KPPU DIY-Jateng Memroses Pelaporan CV Sumber Tirta terhadap Aqua Danone

share on:
Kepala Bidang Penegakan Hukum Kanwil VII KPPU DIY-Jateng, Kamal Barok menunjukkan sebagian hasil pemeriksaan, termasuk sumbangsih pelapor dalam sejumlah kegiatan sosial membantu program pemerintah || YP-Ismet NM Haris

Yogyapos.com (YOGYA) – Laporan CV Sumber Tirta selaku distributor PT Investama Tirta (Aqua Danone) memasuki babak awal pemeriksaan oleh Komisi Pengawas Persaingan Usaha (KPPU) Kanwil VII DIY-Jateng. Selanjutnya hasil pemeriksaan pelapor segera dikirimkan ke KPPU Pusat

“Kami sudah menerima laporan dan hari ini telah memeriksa pelapor disertai data-data atau bukti-bukti terjadinya dugaan perlakukan diskriminasi yang dilakukan oleh terlapor,” ujar Kepala Bidang Penegakan Hukum Kanwil VII KPPU DIY-Jateng, Kamal Barok kepada sejumlah jurnalis di kantornya, Senin (18/9/2023)

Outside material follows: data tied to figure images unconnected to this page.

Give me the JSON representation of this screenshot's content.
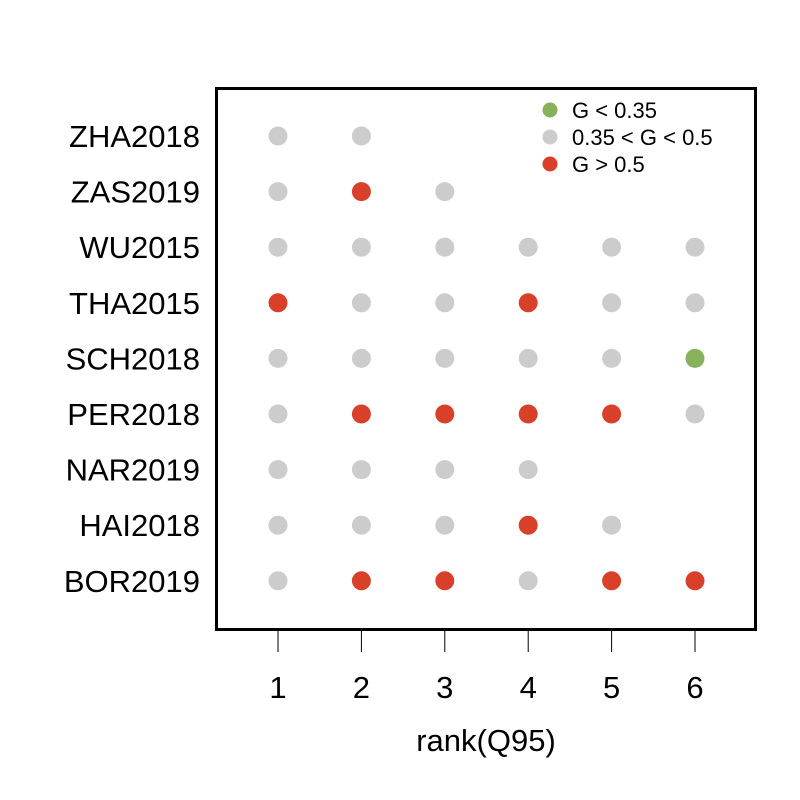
{
  "chart_data": {
    "type": "scatter",
    "xlabel": "rank(Q95)",
    "x_ticks": [
      "1",
      "2",
      "3",
      "4",
      "5",
      "6"
    ],
    "xlim": [
      0.3,
      6.75
    ],
    "categories": [
      "ZHA2018",
      "ZAS2019",
      "WU2015",
      "THA2015",
      "SCH2018",
      "PER2018",
      "NAR2019",
      "HAI2018",
      "BOR2019"
    ],
    "legend": {
      "position": "top-right",
      "entries": [
        {
          "key": "low",
          "label": "G < 0.35",
          "color": "#86b25b"
        },
        {
          "key": "mid",
          "label": "0.35 < G < 0.5",
          "color": "#cccccc"
        },
        {
          "key": "high",
          "label": "G > 0.5",
          "color": "#d9402a"
        }
      ]
    },
    "points": [
      {
        "study": "ZHA2018",
        "ranks": [
          "mid",
          "mid"
        ]
      },
      {
        "study": "ZAS2019",
        "ranks": [
          "mid",
          "high",
          "mid"
        ]
      },
      {
        "study": "WU2015",
        "ranks": [
          "mid",
          "mid",
          "mid",
          "mid",
          "mid",
          "mid"
        ]
      },
      {
        "study": "THA2015",
        "ranks": [
          "high",
          "mid",
          "mid",
          "high",
          "mid",
          "mid"
        ]
      },
      {
        "study": "SCH2018",
        "ranks": [
          "mid",
          "mid",
          "mid",
          "mid",
          "mid",
          "low"
        ]
      },
      {
        "study": "PER2018",
        "ranks": [
          "mid",
          "high",
          "high",
          "high",
          "high",
          "mid"
        ]
      },
      {
        "study": "NAR2019",
        "ranks": [
          "mid",
          "mid",
          "mid",
          "mid"
        ]
      },
      {
        "study": "HAI2018",
        "ranks": [
          "mid",
          "mid",
          "mid",
          "high",
          "mid"
        ]
      },
      {
        "study": "BOR2019",
        "ranks": [
          "mid",
          "high",
          "high",
          "mid",
          "high",
          "high"
        ]
      }
    ]
  }
}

BACA JUGA: PT Tirta Investama (Aqua Danone) Pastikan akan Akhiri Kerjasama dengan CV Sumber Tirta

Inti persoalanya adalah terjadi diskriminasi antarsesama distributor oleh terlapor sehingga memicu praktik persaingan tidak sehat Beberapa poin dugaan praktik diskriminasi itu diantaranya berkaitan wilayah distribusi, soal pembatasan produk, adanya program diskon kepada retail, serta larangan menambah depo dari CV yang dikelola pelapor,” terang Kamal.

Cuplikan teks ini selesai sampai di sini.